Fighting Against the Wind
By Yueyang Ge
Ynnel Villarias left her hometown the day her youngest daughter turned 6.
“I had to explain to her, again and again, that this is for her future. Our future. Mama is leaving to earn money so we can pay for college and build our own little house,” she said. “In front of the house, we will plant so many orchids. As many as we like.”
Seven years later, Ms. Villarias would recall this dream, which she painted for her three daughters as much as for herself. She would remember the night she landed in Singapore and became a migrant domestic worker. Recollect squeezing out every last bit of toothpaste and scrimping for seven years. The remittances she sent. The pictures of her dream house materializing brick by brick.
Ms. Villarias recalled all of this when Typhoon Rai hit her hometown in the Philippines and swept everything away. This interview has been edited and condensed.
What was your initial reaction when you heard about the typhoon situation in your hometown?
Around 9 p.m. on Dec. 16, I got an SMS message from my eldest daughter: “Mama, the typhoon hit our town. We are leaving to take refuge in our uncle’s house.”
Immediately I was struck with flashbacks of the night I first experienced a Category 3 typhoon. My younger sister and I were walking to my aunt’s house for shelter when a tall mango tree crashed to the ground right behind us — less than five steps away. I felt the water splat on my back. We could have died.
I was only 13 back then. So is my youngest daughter. What if the same thing happens to her? To my other two daughters? Would they be quick enough to evade a falling tree, when electricity is out and their surroundings are pitch-dark?
But no one could tell me what happened. For the next 48 hours, signals were completely cut off.
What emotional challenges did you encounter when you lost contact with your family?

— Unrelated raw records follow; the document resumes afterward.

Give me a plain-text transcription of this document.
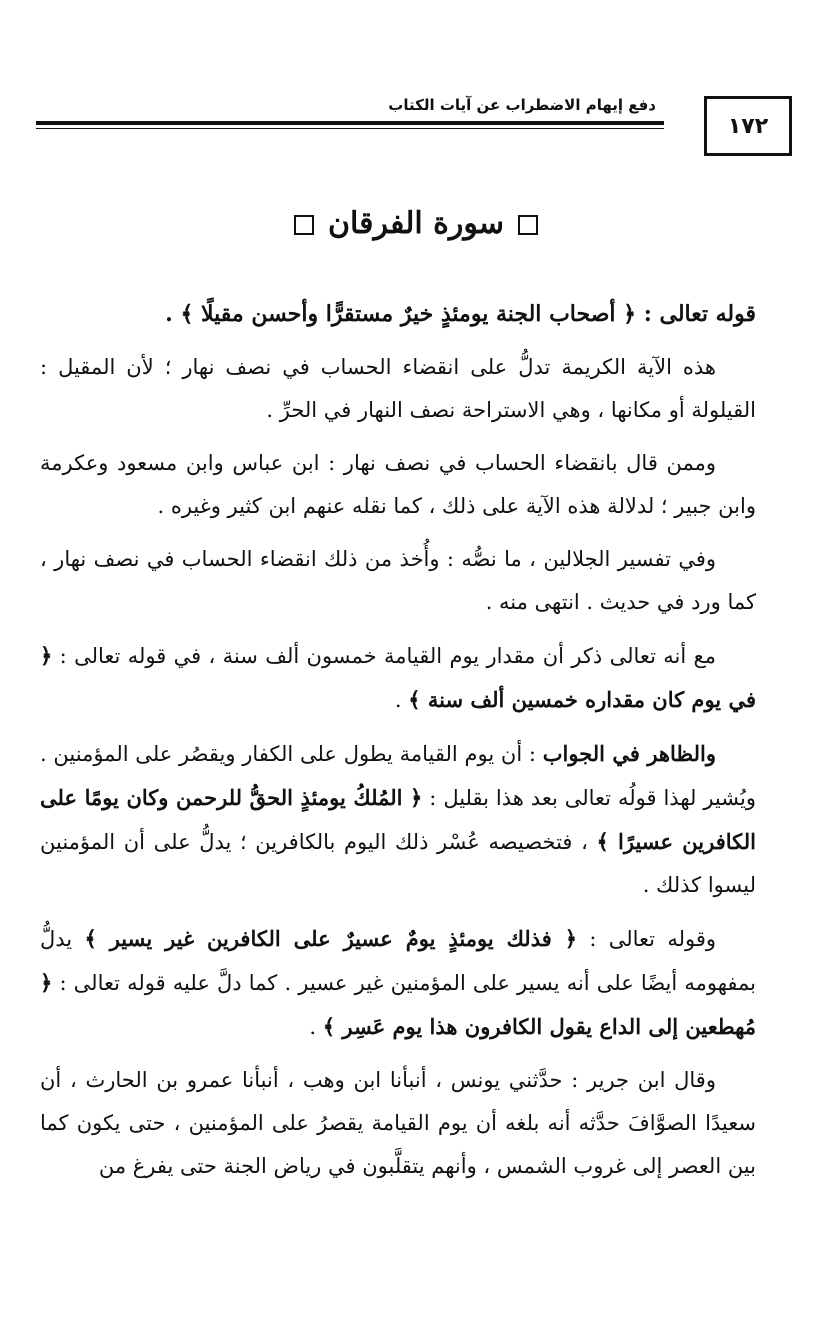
دفع إيهام الاضطراب عن آيات الكتاب
١٧٢
سورة الفرقان

قوله تعالى : ﴿ أصحاب الجنة يومئذٍ خيرٌ مستقرًّا وأحسن مقيلًا ﴾ .

هذه الآية الكريمة تدلُّ على انقضاء الحساب في نصف نهار ؛ لأن المقيل : القيلولة أو مكانها ، وهي الاستراحة نصف النهار في الحرِّ .

وممن قال بانقضاء الحساب في نصف نهار : ابن عباس وابن مسعود وعكرمة وابن جبير ؛ لدلالة هذه الآية على ذلك ، كما نقله عنهم ابن كثير وغيره .

وفي تفسير الجلالين ، ما نصُّه : وأُخذ من ذلك انقضاء الحساب في نصف نهار ، كما ورد في حديث . انتهى منه .

مع أنه تعالى ذكر أن مقدار يوم القيامة خمسون ألف سنة ، في قوله تعالى : ﴿ في يوم كان مقداره خمسين ألف سنة ﴾ .

والظاهر في الجواب : أن يوم القيامة يطول على الكفار ويقصُر على المؤمنين . ويُشير لهذا قولُه تعالى بعد هذا بقليل : ﴿ المُلكُ يومئذٍ الحقُّ للرحمن وكان يومًا على الكافرين عسيرًا ﴾ ، فتخصيصه عُسْر ذلك اليوم بالكافرين ؛ يدلُّ على أن المؤمنين ليسوا كذلك .

وقوله تعالى : ﴿ فذلك يومئذٍ يومٌ عسيرٌ على الكافرين غير يسير ﴾ يدلُّ بمفهومه أيضًا على أنه يسير على المؤمنين غير عسير . كما دلَّ عليه قوله تعالى : ﴿ مُهطعين إلى الداع يقول الكافرون هذا يوم عَسِر ﴾ .

وقال ابن جرير : حدَّثني يونس ، أنبأنا ابن وهب ، أنبأنا عمرو بن الحارث ، أن سعيدًا الصوَّافَ حدَّثه أنه بلغه أن يوم القيامة يقصرُ على المؤمنين ، حتى يكون كما بين العصر إلى غروب الشمس ، وأنهم يتقلَّبون في رياض الجنة حتى يفرغ من
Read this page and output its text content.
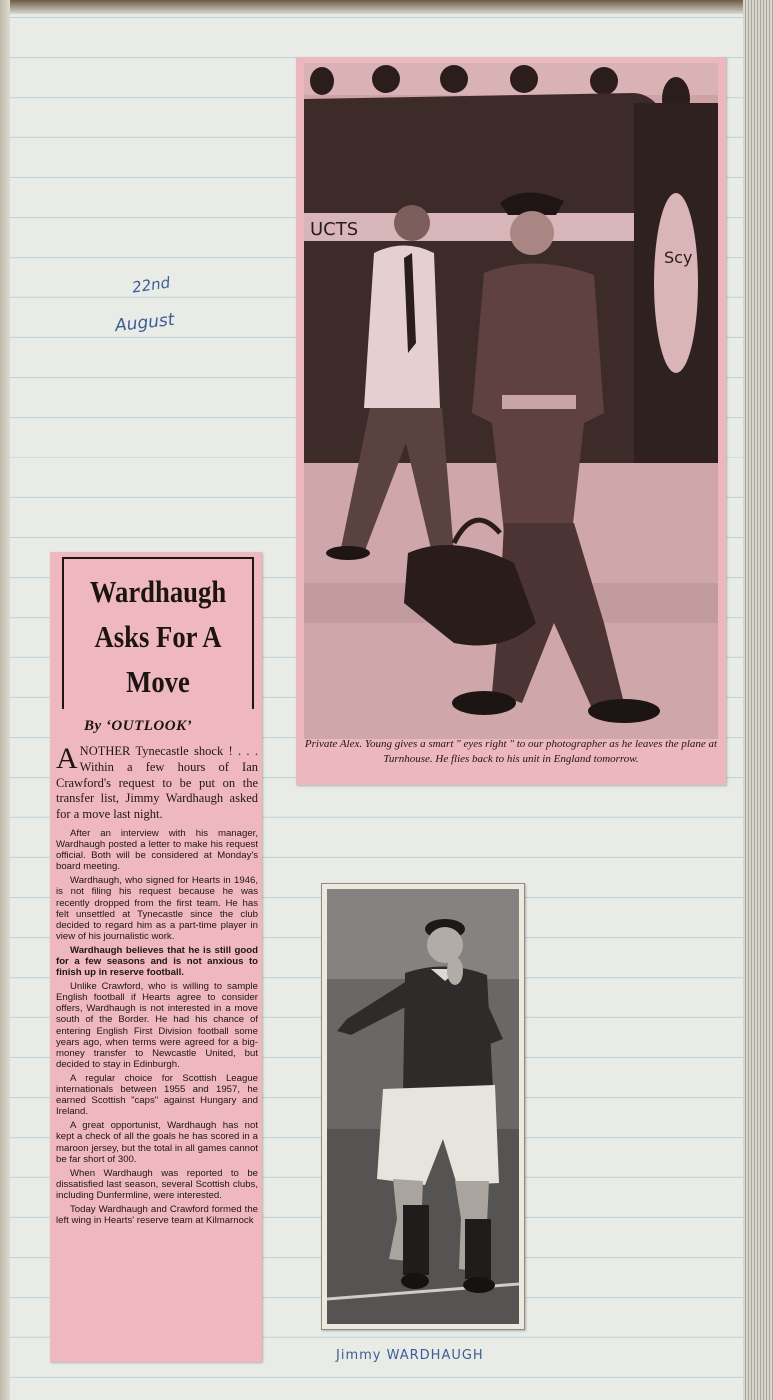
22nd
August
UCTS
Scy

Private Alex. Young gives a smart " eyes right " to our photographer as he leaves the plane at Turnhouse. He flies back to his unit in England tomorrow.

Wardhaugh Asks For A Move
By ‘OUTLOOK’

ANOTHER Tynecastle shock ! . . . Within a few hours of Ian Crawford's request to be put on the transfer list, Jimmy Wardhaugh asked for a move last night.

After an interview with his manager, Wardhaugh posted a letter to make his request official. Both will be considered at Monday's board meeting.

Wardhaugh, who signed for Hearts in 1946, is not filing his request because he was recently dropped from the first team. He has felt unsettled at Tynecastle since the club decided to regard him as a part-time player in view of his journalistic work.

Wardhaugh believes that he is still good for a few seasons and is not anxious to finish up in reserve football.

Unlike Crawford, who is willing to sample English football if Hearts agree to consider offers, Wardhaugh is not interested in a move south of the Border. He had his chance of entering English First Division football some years ago, when terms were agreed for a big-money transfer to Newcastle United, but decided to stay in Edinburgh.

A regular choice for Scottish League internationals between 1955 and 1957, he earned Scottish "caps" against Hungary and Ireland.

A great opportunist, Wardhaugh has not kept a check of all the goals he has scored in a maroon jersey, but the total in all games cannot be far short of 300.

When Wardhaugh was reported to be dissatisfied last season, several Scottish clubs, including Dunfermline, were interested.

Today Wardhaugh and Crawford formed the left wing in Hearts' reserve team at Kilmarnock

Jimmy WARDHAUGH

I never felt more anxious. At night I stayed awake and prayed, God, please protect us. Every time I turned on my phone, I said to myself, “Maybe this time.” Maybe, just for once, one of my daughters would be online. “Please, let me talk to them.” But no. Nothing for 48 hours.
How did you cope?
I knew I needed to keep working — to fight. While I remained stuck in Singapore due to Covid, it was the only thing I could do for my family. It’s difficult for me as a mother because when my children needed me the most, I was taking care of others’ children. I was preparing breakfast for my employer’s children, cleaning their bedrooms and sending them to school …
My friends (also migrant domestic workers in Singapore) helped me cope with my anxiety as well. Every now and then, they messaged me and asked, “Are you OK?” I always replied, “Yes, I’m OK. Still fighting.” One of my friends said to me, “You take it positive. You fight. I am here as your sister to help you.”
How has this typhoon affected your family and other people in your town?
When my eldest daughter woke up on Dec. 18, she saw that every house in our town had been flattened to the ground. Fishing boats were wrecked into pieces, and everywhere lay corpses of pigs and cows — the livelihood of my town got destroyed. Nothing was left of my house. My sister’s small shop was gone. But I really thank God that everyone in my family is safe. The house can be rebuilt, but if my loved ones were gone, they would never come back again. I felt lost because it was a lot of money I spent on building the house, but I can start again.
What’s next for you? Any lessons to pass on?
I will keep working in Singapore until all my daughters enter college and until our house is rebuilt. All trials in life are like a typhoon — a violent storm which uproots all that you have. But you never let the wind destroy you. You fight and fight against it until you become strong. I am still fighting.